The political problem is that Prigozhin (who increasingly looks to have been contained) made a point that many Russians agreed with – not enough resources were applied to the war. The Kremlin has been too cautious. If there is a political necessity to drive the war harder in terms of allocation of resources and manpower, this might place more strains on the Russian economy than the Kremlin thinks wise but it will also push Ukraine into becoming a very serious fiscal burden on the West for longer. The West may have real problems backing up its own rhetoric. There is ample evidence that many European leaders are getting concerned about this.

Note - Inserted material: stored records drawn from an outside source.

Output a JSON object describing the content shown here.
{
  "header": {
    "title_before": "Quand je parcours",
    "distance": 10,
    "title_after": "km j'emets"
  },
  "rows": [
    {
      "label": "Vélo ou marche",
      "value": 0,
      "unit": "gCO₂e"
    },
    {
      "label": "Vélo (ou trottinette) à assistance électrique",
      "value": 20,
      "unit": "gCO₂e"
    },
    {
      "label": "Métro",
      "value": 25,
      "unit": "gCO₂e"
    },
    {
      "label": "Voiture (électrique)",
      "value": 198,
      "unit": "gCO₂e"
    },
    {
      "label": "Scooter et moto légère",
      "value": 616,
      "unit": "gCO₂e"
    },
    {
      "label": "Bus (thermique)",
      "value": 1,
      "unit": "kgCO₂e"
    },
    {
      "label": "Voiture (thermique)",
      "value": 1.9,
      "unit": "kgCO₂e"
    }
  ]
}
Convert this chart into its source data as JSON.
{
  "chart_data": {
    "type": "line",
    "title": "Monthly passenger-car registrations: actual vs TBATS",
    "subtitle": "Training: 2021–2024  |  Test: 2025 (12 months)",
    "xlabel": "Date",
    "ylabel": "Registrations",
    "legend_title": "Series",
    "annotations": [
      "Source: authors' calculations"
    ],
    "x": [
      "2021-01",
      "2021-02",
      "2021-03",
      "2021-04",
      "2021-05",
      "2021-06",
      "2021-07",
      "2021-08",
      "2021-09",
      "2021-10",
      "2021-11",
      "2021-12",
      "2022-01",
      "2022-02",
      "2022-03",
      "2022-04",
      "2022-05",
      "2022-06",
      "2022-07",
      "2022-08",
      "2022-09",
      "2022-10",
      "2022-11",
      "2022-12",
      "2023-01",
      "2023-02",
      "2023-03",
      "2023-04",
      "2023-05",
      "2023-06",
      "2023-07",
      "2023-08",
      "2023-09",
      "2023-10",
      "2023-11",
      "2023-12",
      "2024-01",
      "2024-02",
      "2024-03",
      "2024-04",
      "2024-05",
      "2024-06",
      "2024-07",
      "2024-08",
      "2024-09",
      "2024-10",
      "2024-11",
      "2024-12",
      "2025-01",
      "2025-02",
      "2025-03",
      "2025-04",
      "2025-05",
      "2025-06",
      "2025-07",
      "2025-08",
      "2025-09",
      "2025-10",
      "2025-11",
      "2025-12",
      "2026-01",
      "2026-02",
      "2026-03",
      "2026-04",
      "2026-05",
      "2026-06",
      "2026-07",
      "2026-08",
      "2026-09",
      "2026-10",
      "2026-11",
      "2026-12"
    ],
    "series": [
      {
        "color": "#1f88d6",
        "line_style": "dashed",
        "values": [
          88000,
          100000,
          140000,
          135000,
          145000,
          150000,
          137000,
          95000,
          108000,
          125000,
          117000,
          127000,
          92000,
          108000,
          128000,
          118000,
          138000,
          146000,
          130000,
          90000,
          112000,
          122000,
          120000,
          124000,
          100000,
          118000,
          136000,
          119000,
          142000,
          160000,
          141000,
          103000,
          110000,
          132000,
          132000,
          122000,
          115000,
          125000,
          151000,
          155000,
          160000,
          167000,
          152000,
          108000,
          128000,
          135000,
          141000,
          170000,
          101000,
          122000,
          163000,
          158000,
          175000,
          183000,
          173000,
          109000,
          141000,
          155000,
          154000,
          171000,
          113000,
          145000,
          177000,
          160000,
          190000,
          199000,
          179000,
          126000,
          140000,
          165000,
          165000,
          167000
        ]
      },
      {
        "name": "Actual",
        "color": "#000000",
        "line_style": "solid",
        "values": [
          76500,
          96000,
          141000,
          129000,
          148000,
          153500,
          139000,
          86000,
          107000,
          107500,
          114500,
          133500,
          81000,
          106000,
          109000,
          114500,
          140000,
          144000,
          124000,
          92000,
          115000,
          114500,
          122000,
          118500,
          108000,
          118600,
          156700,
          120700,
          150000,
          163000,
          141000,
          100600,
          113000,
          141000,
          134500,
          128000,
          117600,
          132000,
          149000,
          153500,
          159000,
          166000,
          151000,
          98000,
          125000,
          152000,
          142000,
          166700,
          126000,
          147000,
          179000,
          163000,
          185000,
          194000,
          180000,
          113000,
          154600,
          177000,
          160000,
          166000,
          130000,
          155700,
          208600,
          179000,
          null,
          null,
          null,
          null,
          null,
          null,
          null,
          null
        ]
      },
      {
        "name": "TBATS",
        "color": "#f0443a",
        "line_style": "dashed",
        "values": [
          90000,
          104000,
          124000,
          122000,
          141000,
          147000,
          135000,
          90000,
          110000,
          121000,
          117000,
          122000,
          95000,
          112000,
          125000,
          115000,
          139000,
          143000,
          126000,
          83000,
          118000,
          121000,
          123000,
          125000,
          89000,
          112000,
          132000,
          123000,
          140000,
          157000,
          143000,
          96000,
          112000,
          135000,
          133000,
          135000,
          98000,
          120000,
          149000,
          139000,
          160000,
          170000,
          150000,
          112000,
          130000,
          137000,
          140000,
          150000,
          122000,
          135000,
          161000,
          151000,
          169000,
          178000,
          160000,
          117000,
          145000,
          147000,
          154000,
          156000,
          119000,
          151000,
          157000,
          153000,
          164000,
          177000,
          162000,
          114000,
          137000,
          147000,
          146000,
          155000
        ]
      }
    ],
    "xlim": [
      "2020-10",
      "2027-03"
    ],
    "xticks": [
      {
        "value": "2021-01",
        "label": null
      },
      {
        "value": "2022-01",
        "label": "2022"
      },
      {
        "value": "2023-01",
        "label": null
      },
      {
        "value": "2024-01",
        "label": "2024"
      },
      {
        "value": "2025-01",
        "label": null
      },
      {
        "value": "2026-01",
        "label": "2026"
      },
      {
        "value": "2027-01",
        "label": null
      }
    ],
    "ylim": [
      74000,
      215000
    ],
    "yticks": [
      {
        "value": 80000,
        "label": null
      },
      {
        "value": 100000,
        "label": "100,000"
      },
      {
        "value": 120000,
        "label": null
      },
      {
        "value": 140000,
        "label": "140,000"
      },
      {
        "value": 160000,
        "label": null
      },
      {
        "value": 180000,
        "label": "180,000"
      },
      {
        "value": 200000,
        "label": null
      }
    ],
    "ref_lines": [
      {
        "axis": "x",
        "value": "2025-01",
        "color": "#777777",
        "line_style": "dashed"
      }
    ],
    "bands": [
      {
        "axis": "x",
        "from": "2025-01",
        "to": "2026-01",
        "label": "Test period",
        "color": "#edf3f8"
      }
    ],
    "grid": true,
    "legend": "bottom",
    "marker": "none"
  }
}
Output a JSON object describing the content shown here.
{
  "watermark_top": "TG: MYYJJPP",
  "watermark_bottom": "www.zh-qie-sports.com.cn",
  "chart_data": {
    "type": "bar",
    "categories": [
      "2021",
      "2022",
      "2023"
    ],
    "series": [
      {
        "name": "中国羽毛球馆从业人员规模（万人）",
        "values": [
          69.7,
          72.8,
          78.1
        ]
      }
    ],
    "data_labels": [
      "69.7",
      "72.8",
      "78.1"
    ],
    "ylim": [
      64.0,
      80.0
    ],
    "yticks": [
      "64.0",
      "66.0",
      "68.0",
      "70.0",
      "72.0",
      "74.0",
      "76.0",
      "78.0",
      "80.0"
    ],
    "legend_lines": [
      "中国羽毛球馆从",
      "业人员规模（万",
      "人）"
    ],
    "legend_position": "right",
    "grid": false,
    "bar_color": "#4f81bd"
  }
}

Belarus has also bound itself even more closely to Russia. It is preparing for Western-backed internal subversion and incursions in the run-up to its Presidential Elections. The positioning of the Wagner Group inside Belarus is part of this preparation. Lukashenko’s recent testimony about his peacemaking efforts during the ‘manouevre’ gives us a different and probably more accurate picture of Prigozhin as the last warlord rather than the first potential oligarch head of Russia. Prigozhin was basically out of control because he was being pushed hard by his own highly emotional senior commanders. Although we think it smoked out risk factors for Putin’s rule, the operation now looks less like an attempted a coup and more like a quixotic adventure by a special interest trying to control a situation in which it had lost control. Recent and rather excitable Western analyses start to look frankly a little stupid in this context.